Dr. Jim Roberts image
Dr. Jim Roberts, an independent advisor for PDD

Innovation in the healthcare sector can often be viewed as a finance-generating activity. However, a new type of negative pressure ventilatory support device called Exovent was developed during the pandemic based on a charitable model of innovation.

Dr. Jim Roberts, an independent advisor for PDD, an innovation consultancy that creates products and experiences to improve people’s lives, discusses how a charitable model for innovation can allow for a more efficient and creative relationship between the assistive technology industry and the clinical world.

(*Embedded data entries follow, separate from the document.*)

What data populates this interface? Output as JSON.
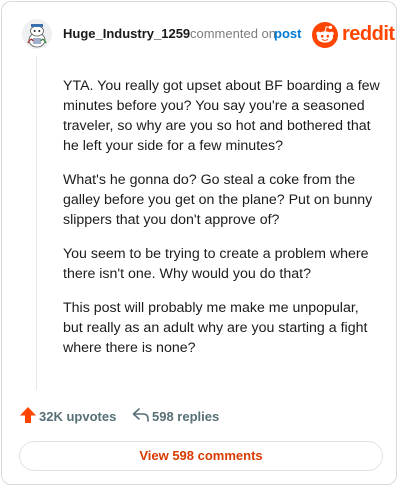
{
  "comment": {
    "username": "Huge_Industry_1259",
    "action": "commented on",
    "post_link": "post",
    "paragraphs": [
      "YTA. You really got upset about BF boarding a few minutes before you? You say you're a seasoned traveler, so why are you so hot and bothered that he left your side for a few minutes?",
      "What's he gonna do? Go steal a coke from the galley before you get on the plane? Put on bunny slippers that you don't approve of?",
      "You seem to be trying to create a problem where there isn't one. Why would you do that?",
      "This post will probably me make me unpopular, but really as an adult why are you starting a fight where there is none?"
    ]
  },
  "brand": {
    "name": "reddit",
    "color": "#ff4500"
  },
  "footer": {
    "upvotes": "32K upvotes",
    "replies": "598 replies",
    "view_button": "View 598 comments"
  },
  "icons": {
    "avatar": "snoo-avatar-icon",
    "upvote": "upvote-arrow-icon",
    "reply": "reply-arrow-icon",
    "logo": "reddit-logo-icon"
  }
}
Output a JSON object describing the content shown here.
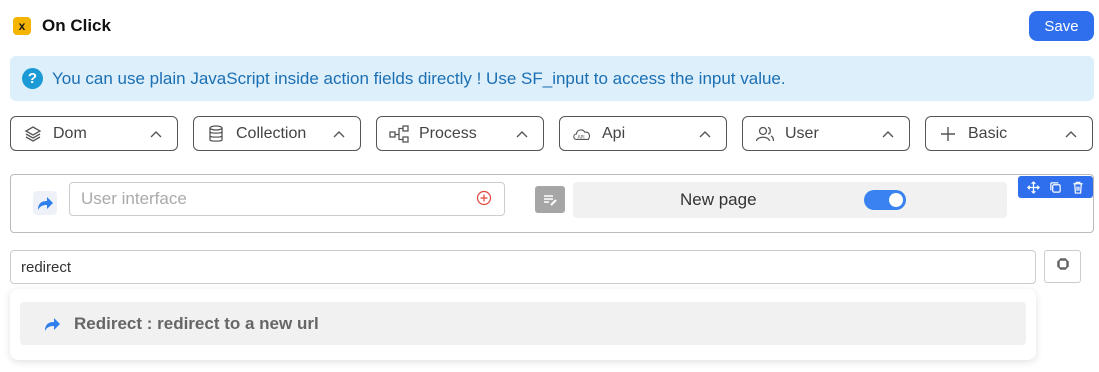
{
  "header": {
    "logo_glyph": "x",
    "title": "On Click",
    "save_label": "Save"
  },
  "info": {
    "icon_glyph": "?",
    "text": "You can use plain JavaScript inside action fields directly ! Use SF_input to access the input value."
  },
  "categories": [
    {
      "label": "Dom",
      "icon": "layers-icon"
    },
    {
      "label": "Collection",
      "icon": "database-icon"
    },
    {
      "label": "Process",
      "icon": "workflow-icon"
    },
    {
      "label": "Api",
      "icon": "cloud-api-icon"
    },
    {
      "label": "User",
      "icon": "users-icon"
    },
    {
      "label": "Basic",
      "icon": "plus-icon"
    }
  ],
  "action": {
    "input_placeholder": "User interface",
    "input_value": "",
    "new_page_label": "New page",
    "new_page_enabled": true
  },
  "search": {
    "value": "redirect"
  },
  "dropdown": {
    "items": [
      {
        "label": "Redirect : redirect to a new url"
      }
    ]
  },
  "colors": {
    "accent": "#2f6fed",
    "info_bg": "#ddeffb",
    "info_text": "#1b6fb3"
  }
}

As we look back on the COVID-19 pandemic – particularly in the early stages of the outbreak – we can see that it undoubtedly forced more innovation in healthcare. While we are all well aware of the enormous strain the pandemic put on our healthcare system, what may be less well appreciated is that it also gave us a glimpse of what a more agile, efficient and creative system for innovation could look like.

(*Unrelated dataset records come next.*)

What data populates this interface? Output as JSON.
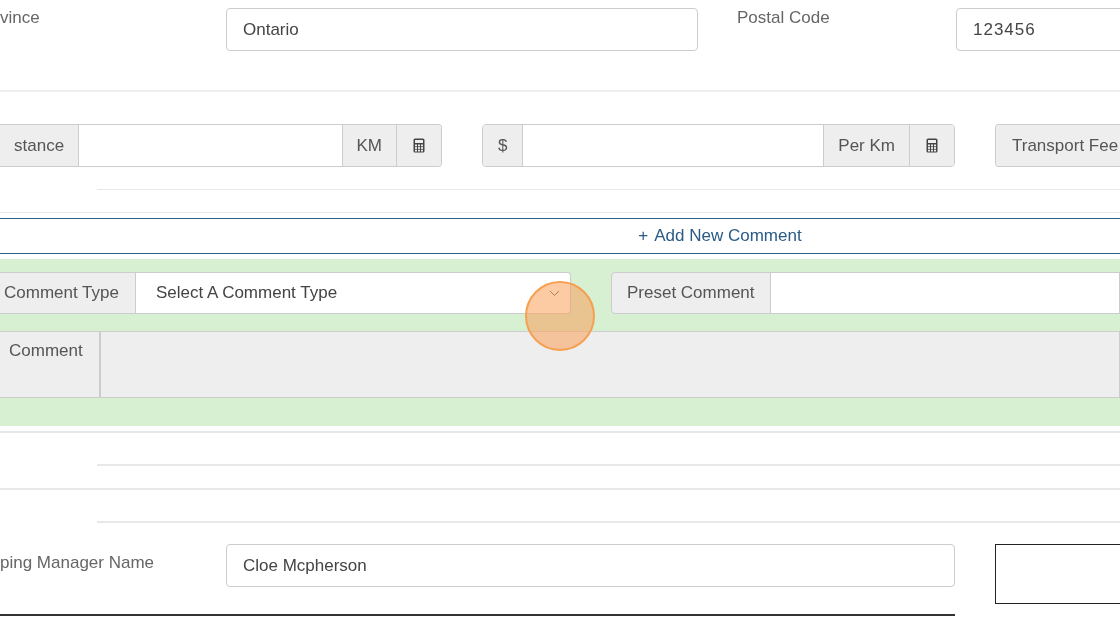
{
  "address_row": [
    {
      "label": "vince",
      "value": "Ontario"
    },
    {
      "label": "Postal Code",
      "value": "123456"
    }
  ],
  "rate_row": {
    "distance": {
      "label": "stance",
      "unit": "KM"
    },
    "rate": {
      "prefix": "$",
      "unit": "Per Km"
    },
    "transport_fee": {
      "label": "Transport Fee"
    }
  },
  "add_comment": {
    "icon": "+",
    "label": "Add New Comment"
  },
  "comment_form": {
    "comment_type": {
      "label": "Comment Type",
      "placeholder": "Select A Comment Type"
    },
    "preset": {
      "label": "Preset Comment"
    },
    "comment": {
      "label": "Comment",
      "disabled": true
    }
  },
  "manager": {
    "label": "ping Manager Name",
    "value": "Cloe Mcpherson"
  }
}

This is because frontline clinical staff identified what innovation was needed and were able to action solutions more readily. Already, we are seeing the process revert back to pre-pandemic practice. However, it’s critical that we take stock of the value these temporary processes provided to the industry.

The impact of necessity on healthcare innovation

As the saying goes, ‘necessity is the mother of invention’; the urgency brought about by the pandemic resulted in a period of intense innovation in an industry that can typically be slow to adopt technological innovations. Innovation was driven from a more practical perspective as healthcare professionals were vocal about what they needed to work more efficiently and serve patients in a better way, quickly making it a reality.

However, the pandemic has also identified gaps and shortcomings in healthcare innovation and design.

These relate to the technology and systems being used, as well as the processes in place to develop and introduce new innovations. The root of these shortcomings lies in ineffective adoption models, which are now under the microscope. It is evident that an overhaul of the institutional culture to allow and encourage ideas from everyone – including patients – thereby eliminating the commercialisation mindset that currently exists for meaningful patient innovation.

Charitable model

Innovation in the sector can often be viewed as a finance-generating activity; however, the pressures from the pandemic temporarily changed this outlook as new innovations were developed to deal with the very specific needs that the pandemic generated, for instance, regarding protective clothing, communication and access to healthcare facilities.

As an example, Exovent, a new type of negative pressure ventilatory support device, was developed based on a charitable model of innovation during the COVID-19 pandemic. The creation of this product using this approach allowed for a more collaborative and agile way of working. It also allowed for a more efficient and creative business relationship between the industry and the clinical world.

It is now being developed to become a fully compliant device with European medical regulations. The incredible progress that this device has made is a result of this charitable model.

Even before the COVID-19 pandemic 1.5 million people, including 700,000 children, died annually of pneumonia worldwide; over 4,000 every day. It is the fourth most common cause of death. Chronic Obstructive Pulmonary Disease (COPD) additionally kills three million people worldwide annually and is relentlessly increasing.

All these people need access to safe, reliable and effective treatment for critical respiratory illness. Increasing understanding of COVID-19 pneumonia has shown that non-invasive forms of ventilatory support, which do not require patients to be anaesthetised and intubated, are preferable and advantageous for many patients.

Exovent is a charity led by a team of eminent anaesthetists, critical care doctors, paediatricians, surgeons, critical care nurses, senior engineers and commercial professionals. We believe that Continuous Negative Extrathoracic Pressure (CNEP), and Negative Pressure Ventilation (NPV) are valuable methods of breathing support for the treatment of acute pneumonia, including COVID-19, and chronic pulmonary disease of many types.

Collaboration within the health system needs to be approached as a partnership, between both internal stakeholders and external third-parties, which will ultimately improve the cultures and lead to meaningful patient outcomes. We’ve seen what can happen when we adopt this approach in the short-term. Imagine what can be achieved if charitable and commercial processes are permanently levelled up.

About Dr. Jim Roberts

Dr. Jim Roberts is an independent advisor at innovation consultancy PDD. He is also a consultant anaesthetist and medical innovator at University College London Hospitals (UCLH).

Jim was involved with the development of Exovent, a new type of negative pressure ventilatory support device that was created in the wake of the COVID-19 pandemic.